Speed Writing #4
Speed Writing #4

Speed Writing #4

Contexte : écrit réalisé lors d’une séance de Speed Writing (écrire le plus possible en un temps limité sur un thème donné aléatoirement) le 25/01/2025

Thème : Une femme trouve une lettre écrite par elle-même, mais qu’elle ne se souvient pas avoir rédigée.

Durée : 30 minutes

Quand elle se réveilla le lendemain de cette horrible nuit, des larmes sèches sur les joues, les joues encore rouges, les yeux encore mouillés et cette douleur partout dans son corps, dans ses os, dans son ventre, Louise eut du mal à sortir de son lit, à poser le premier pied à terre, à émerger, à reprendre de la constance, à revenir dans le monde. Elle semblait avoir été écrasée, décapitée, brisée, chaque os, chaque os était comme brisé, écrabouillé, et elle revoyait en souvenir, en songe, des images de cette soirée tragique. Le bar dansant, l’individu grossier, sa colère, les rues, la nuit, Nicolas assis sur cette foutue terrasse, son air ailleurs, tranquille, et ses mots. Surtout ses mots. Ses insultes. Ses crachats. Son crachat. Et ce qu’il lui avait dit « tu n’es qu’une erreur. »

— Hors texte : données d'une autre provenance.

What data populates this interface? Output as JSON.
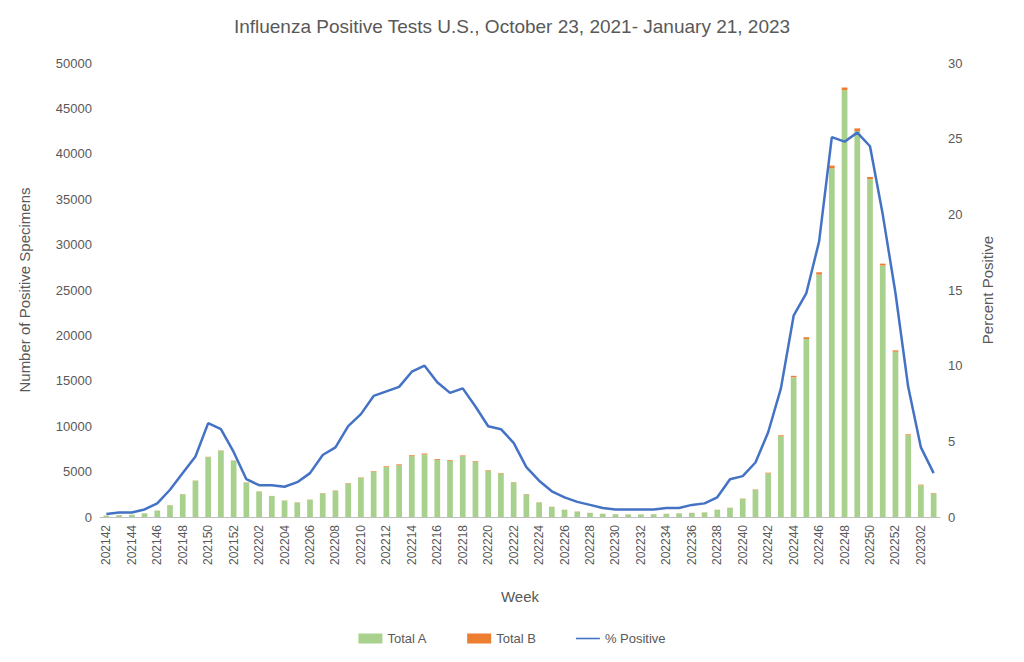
{
  "chart_data": {
    "type": "bar",
    "title": "Influenza Positive Tests U.S., October 23, 2021- January 21, 2023",
    "x_label": "Week",
    "y_label": "Number of Positive Specimens",
    "y2_label": "Percent Positive",
    "categories": [
      "202142",
      null,
      "202144",
      null,
      "202146",
      null,
      "202148",
      null,
      "202150",
      null,
      "202152",
      null,
      "202202",
      null,
      "202204",
      null,
      "202206",
      null,
      "202208",
      null,
      "202210",
      null,
      "202212",
      null,
      "202214",
      null,
      "202216",
      null,
      "202218",
      null,
      "202220",
      null,
      "202222",
      null,
      "202224",
      null,
      "202226",
      null,
      "202228",
      null,
      "202230",
      null,
      "202232",
      null,
      "202234",
      null,
      "202236",
      null,
      "202238",
      null,
      "202240",
      null,
      "202242",
      null,
      "202244",
      null,
      "202246",
      null,
      "202248",
      null,
      "202250",
      null,
      "202252",
      null,
      "202302",
      null
    ],
    "series": [
      {
        "name": "Total A",
        "type": "bar",
        "color": "#a9d18e",
        "values": [
          150,
          200,
          250,
          400,
          700,
          1300,
          2500,
          4000,
          6600,
          7300,
          6200,
          3800,
          2800,
          2300,
          1800,
          1600,
          1900,
          2600,
          2900,
          3700,
          4300,
          5000,
          5500,
          5700,
          6700,
          6900,
          6300,
          6200,
          6700,
          6100,
          5100,
          4800,
          3800,
          2500,
          1600,
          1100,
          800,
          600,
          450,
          350,
          300,
          280,
          280,
          300,
          350,
          400,
          450,
          500,
          800,
          1000,
          2000,
          3000,
          4800,
          8900,
          15400,
          19600,
          26700,
          38400,
          47000,
          42500,
          37200,
          27700,
          18200,
          9000,
          3500,
          2600
        ]
      },
      {
        "name": "Total B",
        "type": "bar",
        "color": "#ed7d31",
        "values": [
          5,
          5,
          5,
          5,
          10,
          10,
          20,
          20,
          30,
          30,
          30,
          20,
          20,
          20,
          20,
          20,
          20,
          30,
          30,
          40,
          50,
          60,
          80,
          100,
          100,
          100,
          90,
          80,
          80,
          70,
          60,
          50,
          40,
          30,
          20,
          20,
          10,
          10,
          10,
          10,
          10,
          10,
          10,
          10,
          10,
          10,
          10,
          10,
          10,
          20,
          30,
          40,
          80,
          100,
          150,
          200,
          250,
          300,
          300,
          300,
          250,
          200,
          150,
          100,
          60,
          50
        ]
      },
      {
        "name": "% Positive",
        "type": "line",
        "axis": "y2",
        "color": "#4472c4",
        "line_style": "solid",
        "marker": "none",
        "values": [
          0.2,
          0.3,
          0.3,
          0.5,
          0.9,
          1.8,
          2.9,
          4.0,
          6.2,
          5.8,
          4.3,
          2.5,
          2.1,
          2.1,
          2.0,
          2.3,
          2.9,
          4.1,
          4.6,
          6.0,
          6.8,
          8.0,
          8.3,
          8.6,
          9.6,
          10.0,
          8.9,
          8.2,
          8.5,
          7.3,
          6.0,
          5.8,
          4.9,
          3.3,
          2.4,
          1.7,
          1.3,
          1.0,
          0.8,
          0.6,
          0.5,
          0.5,
          0.5,
          0.5,
          0.6,
          0.6,
          0.8,
          0.9,
          1.3,
          2.5,
          2.7,
          3.6,
          5.6,
          8.5,
          13.3,
          14.8,
          18.2,
          25.1,
          24.8,
          25.4,
          24.5,
          20.0,
          14.8,
          8.6,
          4.6,
          2.9
        ]
      }
    ],
    "ylim": [
      0,
      50000
    ],
    "yticks": [
      0,
      5000,
      10000,
      15000,
      20000,
      25000,
      30000,
      35000,
      40000,
      45000,
      50000
    ],
    "y2lim": [
      0,
      30
    ],
    "y2ticks": [
      0,
      5,
      10,
      15,
      20,
      25,
      30
    ],
    "stacked": true,
    "grid": false,
    "legend": "bottom"
  }
}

Odieux personnage, se dit-elle. Pauvre type. Pauvre petit type. Alors que je peux avoir le monde à mes pieds. Que je peux avoir tous les hommes à mes pieds. Mais lui. Lui… Qui me crache dessus. Qui m’humilie ainsi. Alors que… Cette nuit-là… Pourtant… Et les jours suivants… Et le soleil, enfin. La joie. Cette joie dont j’ai temps besoin. Cette vie que j’aime tant. Cette félicité. Tout allait si bien. Pourquoi… Tant de mépris… Pauvre homme…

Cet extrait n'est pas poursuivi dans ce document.